Increased Transparency of Forced Labour and Money Laundering in Seafood Supply Chains

Increased Transparency of Forced Labour and Money Laundering in Seafood Supply Chains

Increased Transparency of Forced Labour and Money Laundering in Seafood Supply Chains

Introduction

For some, greater transparency of supply chains will lead to increased liability and accountability. For most, it will support more effective risk management and the ability to provide customers with a product of higher qualities, a business in line with changing societal and investor values and an enterprise removed from criminality and unlawfulness.

Those directly involved and benefitting from forced labor, trafficking, modern slavery and the underlying necessary criminal and unlawful activities run an increasing risk of being discovered. But worse still is the position of those who did not realise because they failed to conduct due diligence or were not mindful in their choice of business partners and counterparties.

There is now an active commitment by civil society to understand and identify the structure and relationships in supply chains. NGOs caring for victims are now structuring data collection better and, with collaboration, making this available to law enforcement and the banking industry. Other NGOs are using the richer open source intelligence, more proficient search tools and professional practices to develop clear transactional maps showing the supply chain arrangements that begin with abuse of humans forced to provide their labor and end with sale of consumer products.

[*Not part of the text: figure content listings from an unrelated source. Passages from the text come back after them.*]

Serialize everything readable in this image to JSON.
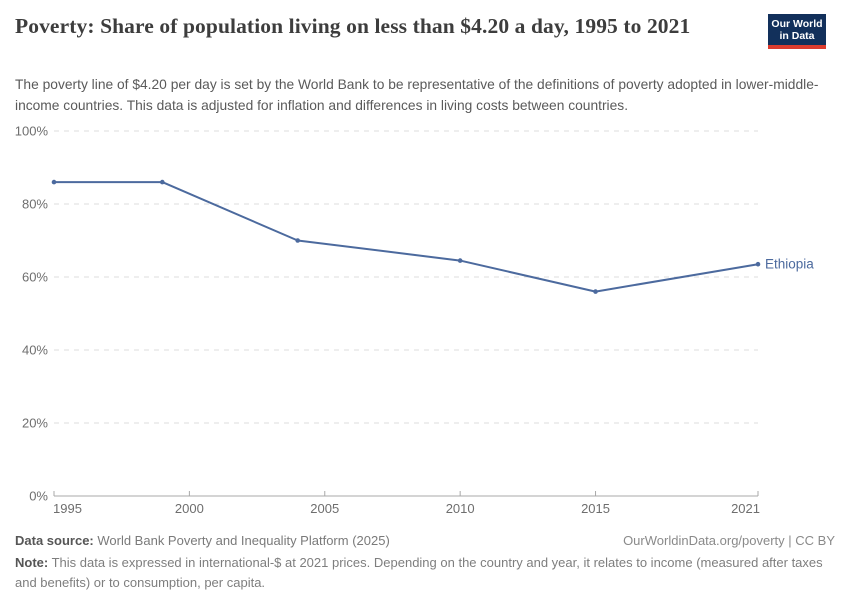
{
  "header": {
    "title": "Poverty: Share of population living on less than $4.20 a day, 1995 to 2021",
    "subtitle": "The poverty line of $4.20 per day is set by the World Bank to be representative of the definitions of poverty adopted in lower-middle-income countries. This data is adjusted for inflation and differences in living costs between countries."
  },
  "logo": {
    "line1": "Our World",
    "line2": "in Data"
  },
  "colors": {
    "line": "#4c6a9e",
    "logo_bg": "#12305b",
    "logo_accent": "#dc3c2e",
    "grid": "#dcdcdc",
    "axis": "#a8a8a8",
    "tick_label": "#6e6e6e"
  },
  "chart_data": {
    "type": "line",
    "title": "Poverty: Share of population living on less than $4.20 a day, 1995 to 2021",
    "x": [
      1995,
      1999,
      2004,
      2010,
      2015,
      2021
    ],
    "series": [
      {
        "name": "Ethiopia",
        "color": "#4c6a9e",
        "values": [
          86,
          86,
          70,
          64.5,
          56,
          63.5
        ]
      }
    ],
    "xlabel": "",
    "ylabel": "",
    "xlim": [
      1995,
      2021
    ],
    "ylim": [
      0,
      100
    ],
    "yticks": [
      0,
      20,
      40,
      60,
      80,
      100
    ],
    "ytick_suffix": "%",
    "xticks": [
      1995,
      2000,
      2005,
      2010,
      2015,
      2021
    ],
    "grid": "horizontal-dashed",
    "legend": "end-of-line-label"
  },
  "footer": {
    "datasource_label": "Data source:",
    "datasource_text": " World Bank Poverty and Inequality Platform (2025)",
    "credit": "OurWorldinData.org/poverty | CC BY",
    "note_label": "Note:",
    "note_text": " This data is expressed in international-$ at 2021 prices. Depending on the country and year, it relates to income (measured after taxes and benefits) or to consumption, per capita."
  }
}
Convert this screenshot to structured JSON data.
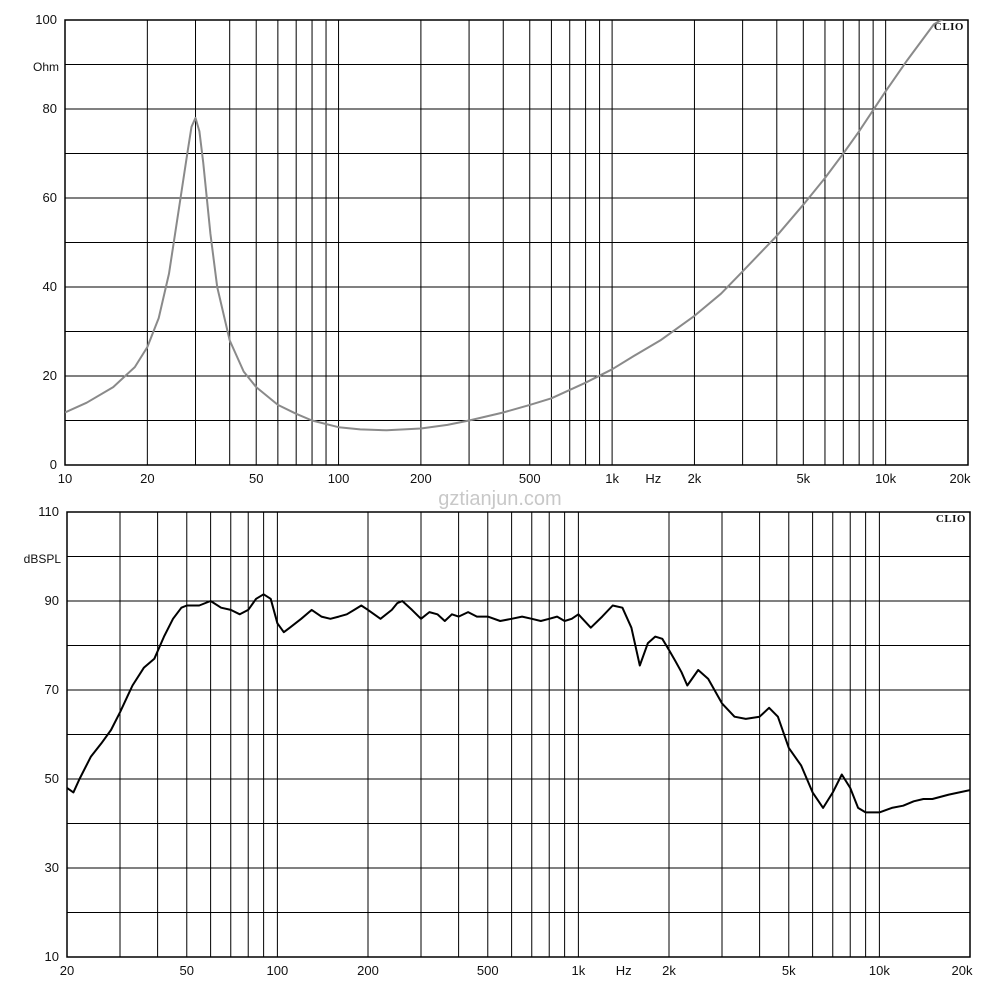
{
  "watermark": "gztianjun.com",
  "chart_data": [
    {
      "type": "line",
      "brand": "CLIO",
      "xlabel": "Hz",
      "ylabel": "Ohm",
      "xscale": "log",
      "xlim": [
        10,
        20000
      ],
      "ylim": [
        0,
        100
      ],
      "grid": true,
      "line_color": "#8a8a8a",
      "x_tick_labels": [
        {
          "value": 10,
          "label": "10"
        },
        {
          "value": 20,
          "label": "20"
        },
        {
          "value": 50,
          "label": "50"
        },
        {
          "value": 100,
          "label": "100"
        },
        {
          "value": 200,
          "label": "200"
        },
        {
          "value": 500,
          "label": "500"
        },
        {
          "value": 1000,
          "label": "1k"
        },
        {
          "value": 2000,
          "label": "2k"
        },
        {
          "value": 5000,
          "label": "5k"
        },
        {
          "value": 10000,
          "label": "10k"
        },
        {
          "value": 20000,
          "label": "20k"
        }
      ],
      "y_tick_labels": [
        {
          "value": 0,
          "label": "0"
        },
        {
          "value": 20,
          "label": "20"
        },
        {
          "value": 40,
          "label": "40"
        },
        {
          "value": 60,
          "label": "60"
        },
        {
          "value": 80,
          "label": "80"
        },
        {
          "value": 100,
          "label": "100"
        }
      ],
      "series": [
        {
          "x": [
            10,
            12,
            15,
            18,
            20,
            22,
            24,
            26,
            28,
            29,
            30,
            31,
            32,
            34,
            36,
            40,
            45,
            50,
            60,
            70,
            80,
            100,
            120,
            150,
            200,
            250,
            300,
            400,
            500,
            600,
            800,
            1000,
            1200,
            1500,
            2000,
            2500,
            3000,
            4000,
            5000,
            6000,
            7000,
            8000,
            10000,
            12000,
            15000,
            17000
          ],
          "y": [
            11.8,
            14,
            17.5,
            22,
            26.5,
            33,
            43,
            57,
            70,
            76,
            78,
            75,
            68,
            52,
            40,
            28,
            21,
            17.5,
            13.5,
            11.5,
            10,
            8.5,
            8,
            7.8,
            8.2,
            9,
            10,
            11.8,
            13.5,
            15,
            18.5,
            21.5,
            24.5,
            28,
            33.5,
            38.5,
            43.5,
            51.5,
            58.5,
            64.5,
            70,
            75,
            84,
            91,
            99,
            101
          ]
        }
      ]
    },
    {
      "type": "line",
      "brand": "CLIO",
      "xlabel": "Hz",
      "ylabel": "dBSPL",
      "xscale": "log",
      "xlim": [
        20,
        20000
      ],
      "ylim": [
        10,
        110
      ],
      "grid": true,
      "line_color": "#000000",
      "x_tick_labels": [
        {
          "value": 20,
          "label": "20"
        },
        {
          "value": 50,
          "label": "50"
        },
        {
          "value": 100,
          "label": "100"
        },
        {
          "value": 200,
          "label": "200"
        },
        {
          "value": 500,
          "label": "500"
        },
        {
          "value": 1000,
          "label": "1k"
        },
        {
          "value": 2000,
          "label": "2k"
        },
        {
          "value": 5000,
          "label": "5k"
        },
        {
          "value": 10000,
          "label": "10k"
        },
        {
          "value": 20000,
          "label": "20k"
        }
      ],
      "y_tick_labels": [
        {
          "value": 10,
          "label": "10"
        },
        {
          "value": 30,
          "label": "30"
        },
        {
          "value": 50,
          "label": "50"
        },
        {
          "value": 70,
          "label": "70"
        },
        {
          "value": 90,
          "label": "90"
        },
        {
          "value": 110,
          "label": "110"
        }
      ],
      "series": [
        {
          "x": [
            20,
            21,
            22,
            24,
            26,
            28,
            30,
            33,
            36,
            39,
            42,
            45,
            48,
            50,
            55,
            60,
            65,
            70,
            75,
            80,
            85,
            90,
            95,
            100,
            105,
            110,
            120,
            130,
            140,
            150,
            160,
            170,
            180,
            190,
            200,
            220,
            240,
            250,
            260,
            280,
            300,
            320,
            340,
            360,
            380,
            400,
            430,
            460,
            500,
            550,
            600,
            650,
            700,
            750,
            800,
            850,
            900,
            950,
            1000,
            1100,
            1200,
            1300,
            1400,
            1500,
            1600,
            1700,
            1800,
            1900,
            2000,
            2100,
            2200,
            2300,
            2500,
            2700,
            3000,
            3300,
            3600,
            4000,
            4300,
            4600,
            5000,
            5500,
            6000,
            6500,
            7000,
            7500,
            8000,
            8500,
            9000,
            10000,
            11000,
            12000,
            13000,
            14000,
            15000,
            17000,
            20000
          ],
          "y": [
            48,
            47,
            50,
            55,
            58,
            61,
            65,
            71,
            75,
            77,
            82,
            86,
            88.5,
            89,
            89,
            90,
            88.5,
            88,
            87,
            88,
            90.5,
            91.5,
            90.5,
            85,
            83,
            84,
            86,
            88,
            86.5,
            86,
            86.5,
            87,
            88,
            89,
            88,
            86,
            88,
            89.5,
            90,
            88,
            86,
            87.5,
            87,
            85.5,
            87,
            86.5,
            87.5,
            86.5,
            86.5,
            85.5,
            86,
            86.5,
            86,
            85.5,
            86,
            86.5,
            85.5,
            86,
            87,
            84,
            86.5,
            89,
            88.5,
            84,
            75.5,
            80.5,
            82,
            81.5,
            79,
            76.5,
            74,
            71,
            74.5,
            72.5,
            67,
            64,
            63.5,
            64,
            66,
            64,
            57,
            53,
            47,
            43.5,
            47,
            51,
            48,
            43.5,
            42.5,
            42.5,
            43.5,
            44,
            45,
            45.5,
            45.5,
            46.5,
            47.5
          ]
        }
      ]
    }
  ]
}
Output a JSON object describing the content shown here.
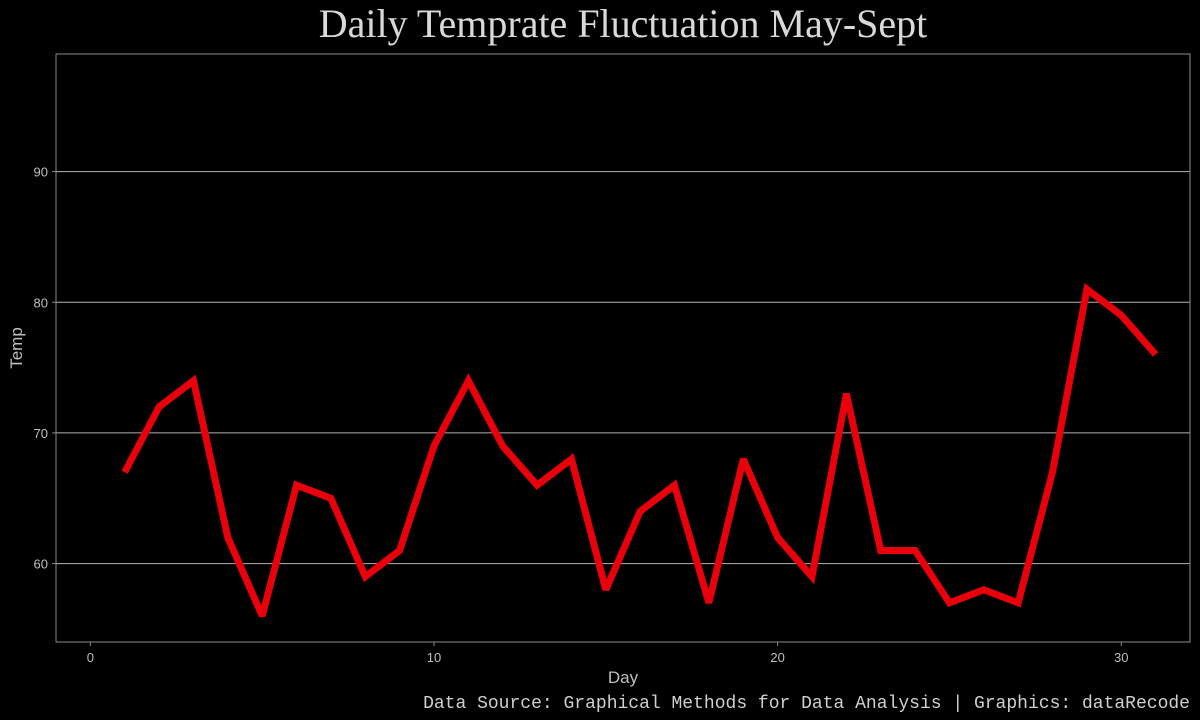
{
  "chart_data": {
    "type": "line",
    "title": "Daily Temprate Fluctuation May-Sept",
    "xlabel": "Day",
    "ylabel": "Temp",
    "caption": "Data Source: Graphical Methods for Data Analysis | Graphics: dataRecode",
    "xlim": [
      -1,
      32
    ],
    "ylim": [
      54,
      99
    ],
    "x_ticks": [
      0,
      10,
      20,
      30
    ],
    "y_ticks": [
      60,
      70,
      80,
      90
    ],
    "grid": "horizontal",
    "series": [
      {
        "color": "#e8000b",
        "x": [
          1,
          2,
          3,
          4,
          5,
          6,
          7,
          8,
          9,
          10,
          11,
          12,
          13,
          14,
          15,
          16,
          17,
          18,
          19,
          20,
          21,
          22,
          23,
          24,
          25,
          26,
          27,
          28,
          29,
          30,
          31
        ],
        "values": [
          67,
          72,
          74,
          62,
          56,
          66,
          65,
          59,
          61,
          69,
          74,
          69,
          66,
          68,
          58,
          64,
          66,
          57,
          68,
          62,
          59,
          73,
          61,
          61,
          57,
          58,
          57,
          67,
          81,
          79,
          76
        ]
      }
    ]
  },
  "colors": {
    "background": "#000000",
    "panel_border": "#8c8c8c",
    "grid": "#b3b3b3",
    "line": "#e8000b",
    "text": "#bfbfbf"
  }
}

This briefing paper sets out recent improvements to the transparency of supply chains and analysis techniques and resources being increasingly applied by civil society to identify where exploitative activities exist in a supply chain and the nature of the actors involved. The case study included focuses on a supply chain in the fishing industry, but the methodology is already being applied supply chains in other industries. The output of the analyses has been traditionally used by the antimoney laundering profession which call the output ‘typology information products’ to determine the underlying reasons for client transactions and the nature of the underlying criminality (predicate offences) that cause or drive the movement of money. However, to other industries, such as the fishing industry, these information products will be transaction maps of supply chains, showing who bought from whom and how the value chain is rooted in trafficking and modern slavery and the crimes that are necessary to force a person to work.